A West Vancouver homeowner was recently dinged with a civil judgment for $97,000 for cutting down ten trees on his neighbour’s property. This included a $35,000 award for punitive damages, one of the largest such awards in many years.
The punitive damages were awarded because the defendant was reckless in determining the location of his property line. He made no inquiry of his neighbour, did not get a survey done, relied on a conversation he had 20 years earlier with his insurance broker and did not look at a subdivision plan he had in his possession.
The case is interesting in two respects. First, the Court based the amount of the punitive damage award on an inference “based only on the neighbourhood he lived in” (the British Properties) that the defendant was a person “of some financial means”. Second, the case highlights the need to present credible evidence of any alleged drop in property value as a result of a trespass. In this case, the plaintiff relied only on the views of a realtor about listing prices, rather than the opinion of a property appraiser. The plaintiff argued the drop in listing price was evidence of diminution in the property value. The judge rejected the realtor’s evidence because she was not qualified as an expert in property valuation and because her evidence was directly contradicted by the subsequent sale of the property for several hundred thousand dollars more than her estimate of the listing price reduction. Not a good day for the realtor.

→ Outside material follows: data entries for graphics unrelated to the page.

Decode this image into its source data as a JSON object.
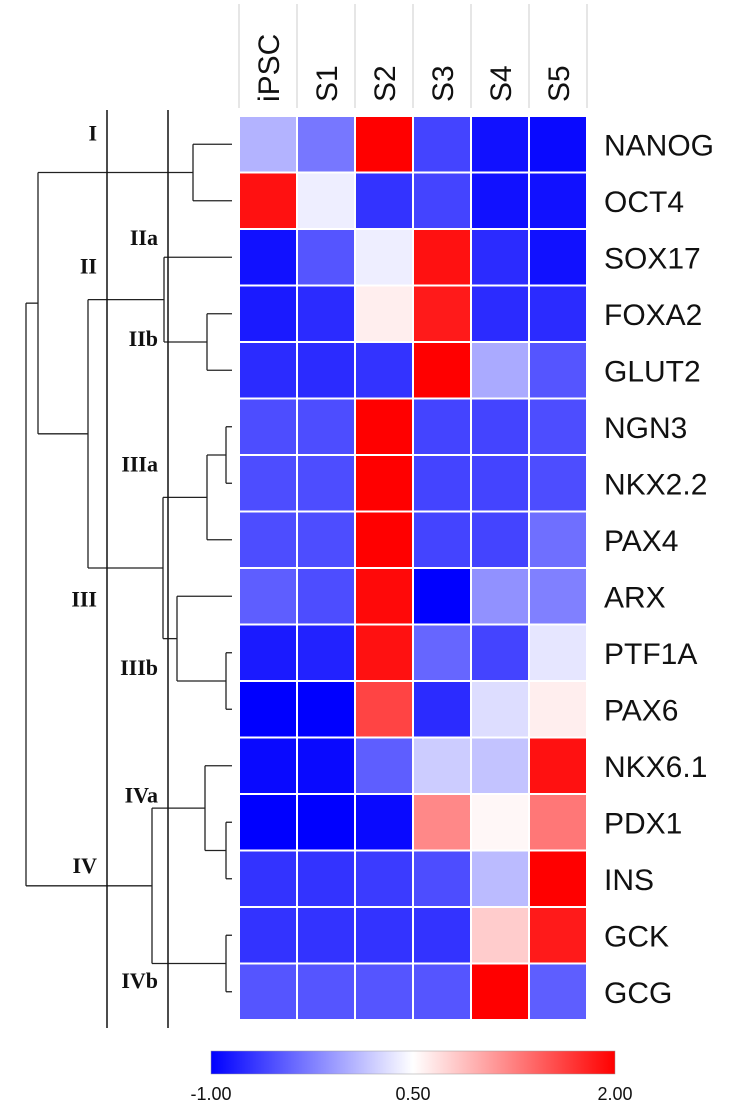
{
  "chart_data": {
    "type": "heatmap",
    "columns": [
      "iPSC",
      "S1",
      "S2",
      "S3",
      "S4",
      "S5"
    ],
    "rows": [
      "NANOG",
      "OCT4",
      "SOX17",
      "FOXA2",
      "GLUT2",
      "NGN3",
      "NKX2.2",
      "PAX4",
      "ARX",
      "PTF1A",
      "PAX6",
      "NKX6.1",
      "PDX1",
      "INS",
      "GCK",
      "GCG"
    ],
    "values": [
      [
        0.05,
        -0.3,
        2.0,
        -0.6,
        -0.9,
        -0.95
      ],
      [
        1.9,
        0.4,
        -0.7,
        -0.6,
        -0.9,
        -0.9
      ],
      [
        -0.9,
        -0.5,
        0.4,
        1.9,
        -0.75,
        -0.9
      ],
      [
        -0.85,
        -0.75,
        0.6,
        1.85,
        -0.75,
        -0.75
      ],
      [
        -0.75,
        -0.75,
        -0.7,
        2.0,
        0.0,
        -0.5
      ],
      [
        -0.55,
        -0.55,
        2.0,
        -0.6,
        -0.6,
        -0.55
      ],
      [
        -0.55,
        -0.55,
        2.0,
        -0.6,
        -0.6,
        -0.55
      ],
      [
        -0.55,
        -0.55,
        2.0,
        -0.6,
        -0.6,
        -0.35
      ],
      [
        -0.45,
        -0.55,
        1.95,
        -1.0,
        -0.15,
        -0.25
      ],
      [
        -0.85,
        -0.8,
        1.9,
        -0.4,
        -0.6,
        0.35
      ],
      [
        -1.0,
        -1.0,
        1.6,
        -0.75,
        0.3,
        0.6
      ],
      [
        -0.95,
        -0.95,
        -0.45,
        0.2,
        0.15,
        1.9
      ],
      [
        -1.0,
        -1.0,
        -0.95,
        1.2,
        0.55,
        1.3
      ],
      [
        -0.7,
        -0.7,
        -0.65,
        -0.55,
        0.1,
        2.0
      ],
      [
        -0.7,
        -0.7,
        -0.7,
        -0.7,
        0.8,
        1.85
      ],
      [
        -0.5,
        -0.5,
        -0.5,
        -0.5,
        2.0,
        -0.45
      ]
    ],
    "color_scale": {
      "min": -1.0,
      "mid": 0.5,
      "max": 2.0,
      "min_color": "#0000ff",
      "mid_color": "#ffffff",
      "max_color": "#ff0000",
      "tick_labels": [
        "-1.00",
        "0.50",
        "2.00"
      ]
    },
    "clusters": {
      "level1": [
        "I",
        "II",
        "III",
        "IV"
      ],
      "level2": [
        "IIa",
        "IIb",
        "IIIa",
        "IIIb",
        "IVa",
        "IVb"
      ]
    },
    "title": "",
    "xlabel": "",
    "ylabel": ""
  }
}
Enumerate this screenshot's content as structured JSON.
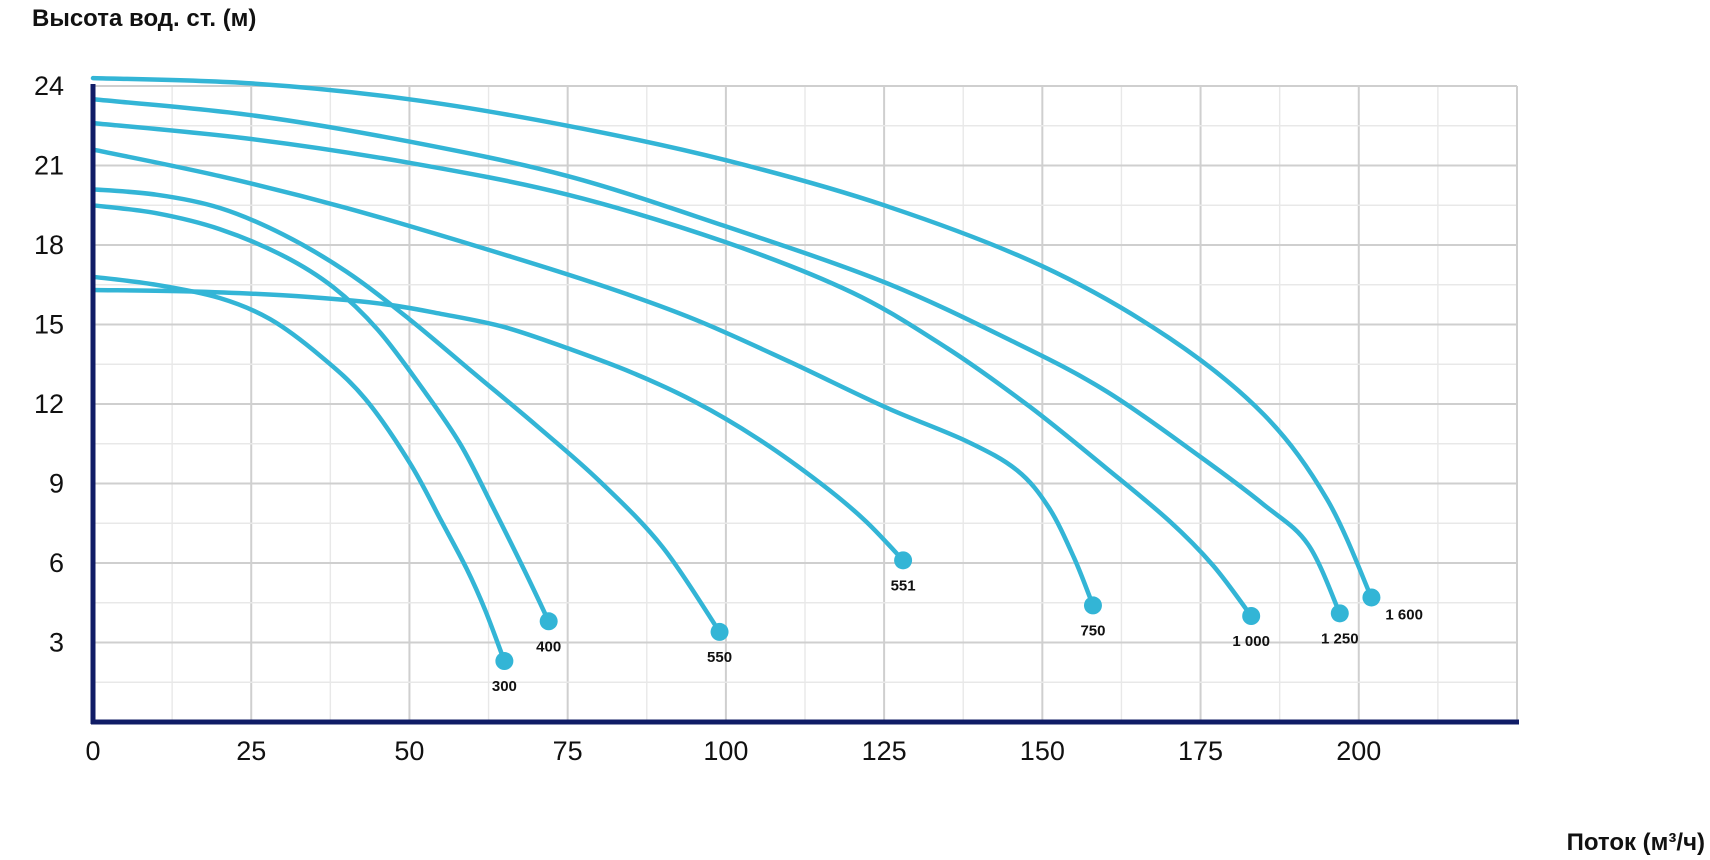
{
  "chart_data": {
    "type": "line",
    "title": "",
    "ylabel": "Высота вод. ст. (м)",
    "xlabel": "Поток (м³/ч)",
    "xlim": [
      0,
      225
    ],
    "ylim": [
      0,
      24
    ],
    "xticks": [
      0,
      25,
      50,
      75,
      100,
      125,
      150,
      175,
      200
    ],
    "yticks": [
      3,
      6,
      9,
      12,
      15,
      18,
      21,
      24
    ],
    "x_minor_step": 12.5,
    "y_minor_step": 1.5,
    "grid": true,
    "colors": {
      "line": "#33b5d6",
      "axis": "#101c66",
      "grid": "#cfcfcf",
      "grid_minor": "#e8e8e8"
    },
    "series": [
      {
        "name": "300",
        "points": [
          [
            0,
            16.8
          ],
          [
            10,
            16.5
          ],
          [
            20,
            16.0
          ],
          [
            28,
            15.2
          ],
          [
            36,
            13.8
          ],
          [
            43,
            12.2
          ],
          [
            50,
            9.8
          ],
          [
            55,
            7.6
          ],
          [
            59,
            5.8
          ],
          [
            62,
            4.2
          ],
          [
            65,
            2.3
          ]
        ]
      },
      {
        "name": "400",
        "points": [
          [
            0,
            19.5
          ],
          [
            10,
            19.2
          ],
          [
            20,
            18.6
          ],
          [
            30,
            17.6
          ],
          [
            38,
            16.4
          ],
          [
            45,
            14.8
          ],
          [
            52,
            12.6
          ],
          [
            58,
            10.5
          ],
          [
            63,
            8.2
          ],
          [
            68,
            5.8
          ],
          [
            72,
            3.8
          ]
        ]
      },
      {
        "name": "550",
        "points": [
          [
            0,
            20.1
          ],
          [
            10,
            19.9
          ],
          [
            20,
            19.4
          ],
          [
            30,
            18.4
          ],
          [
            40,
            17.0
          ],
          [
            50,
            15.2
          ],
          [
            60,
            13.2
          ],
          [
            70,
            11.2
          ],
          [
            80,
            9.1
          ],
          [
            90,
            6.6
          ],
          [
            99,
            3.4
          ]
        ]
      },
      {
        "name": "551",
        "points": [
          [
            0,
            16.3
          ],
          [
            15,
            16.25
          ],
          [
            30,
            16.1
          ],
          [
            45,
            15.8
          ],
          [
            55,
            15.4
          ],
          [
            65,
            14.9
          ],
          [
            75,
            14.1
          ],
          [
            85,
            13.2
          ],
          [
            95,
            12.1
          ],
          [
            105,
            10.7
          ],
          [
            115,
            9.0
          ],
          [
            122,
            7.6
          ],
          [
            128,
            6.1
          ]
        ]
      },
      {
        "name": "750",
        "points": [
          [
            0,
            21.6
          ],
          [
            20,
            20.6
          ],
          [
            40,
            19.4
          ],
          [
            60,
            18.0
          ],
          [
            80,
            16.5
          ],
          [
            95,
            15.2
          ],
          [
            110,
            13.6
          ],
          [
            125,
            11.9
          ],
          [
            138,
            10.6
          ],
          [
            146,
            9.5
          ],
          [
            151,
            8.1
          ],
          [
            155,
            6.2
          ],
          [
            158,
            4.4
          ]
        ]
      },
      {
        "name": "1 000",
        "points": [
          [
            0,
            22.6
          ],
          [
            25,
            22.0
          ],
          [
            50,
            21.1
          ],
          [
            75,
            19.9
          ],
          [
            100,
            18.1
          ],
          [
            120,
            16.2
          ],
          [
            135,
            14.1
          ],
          [
            148,
            11.9
          ],
          [
            160,
            9.6
          ],
          [
            170,
            7.6
          ],
          [
            177,
            5.9
          ],
          [
            183,
            4.0
          ]
        ]
      },
      {
        "name": "1 250",
        "points": [
          [
            0,
            23.5
          ],
          [
            25,
            22.9
          ],
          [
            50,
            21.9
          ],
          [
            75,
            20.6
          ],
          [
            100,
            18.7
          ],
          [
            125,
            16.6
          ],
          [
            145,
            14.4
          ],
          [
            160,
            12.5
          ],
          [
            175,
            10.0
          ],
          [
            185,
            8.2
          ],
          [
            192,
            6.7
          ],
          [
            197,
            4.1
          ]
        ]
      },
      {
        "name": "1 600",
        "points": [
          [
            0,
            24.3
          ],
          [
            25,
            24.1
          ],
          [
            50,
            23.5
          ],
          [
            75,
            22.5
          ],
          [
            100,
            21.2
          ],
          [
            125,
            19.5
          ],
          [
            150,
            17.2
          ],
          [
            170,
            14.5
          ],
          [
            185,
            11.6
          ],
          [
            195,
            8.4
          ],
          [
            202,
            4.7
          ]
        ]
      }
    ]
  }
}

There seems to be a surfeit of trespass cases recently, as reported by Jane Seyd of the North Shore News. The theme seems to be that the cost of being caught trespassing is steadily increasing. The moral of the story is that “guessing” where your property line might be could be an expensive act of neglect. A property owner intent on undertaking landscaping near the edge of their property would be wise to confirm exactly where their property ends and the neighbour’s begins. Simply asking your neighbour might be a good start.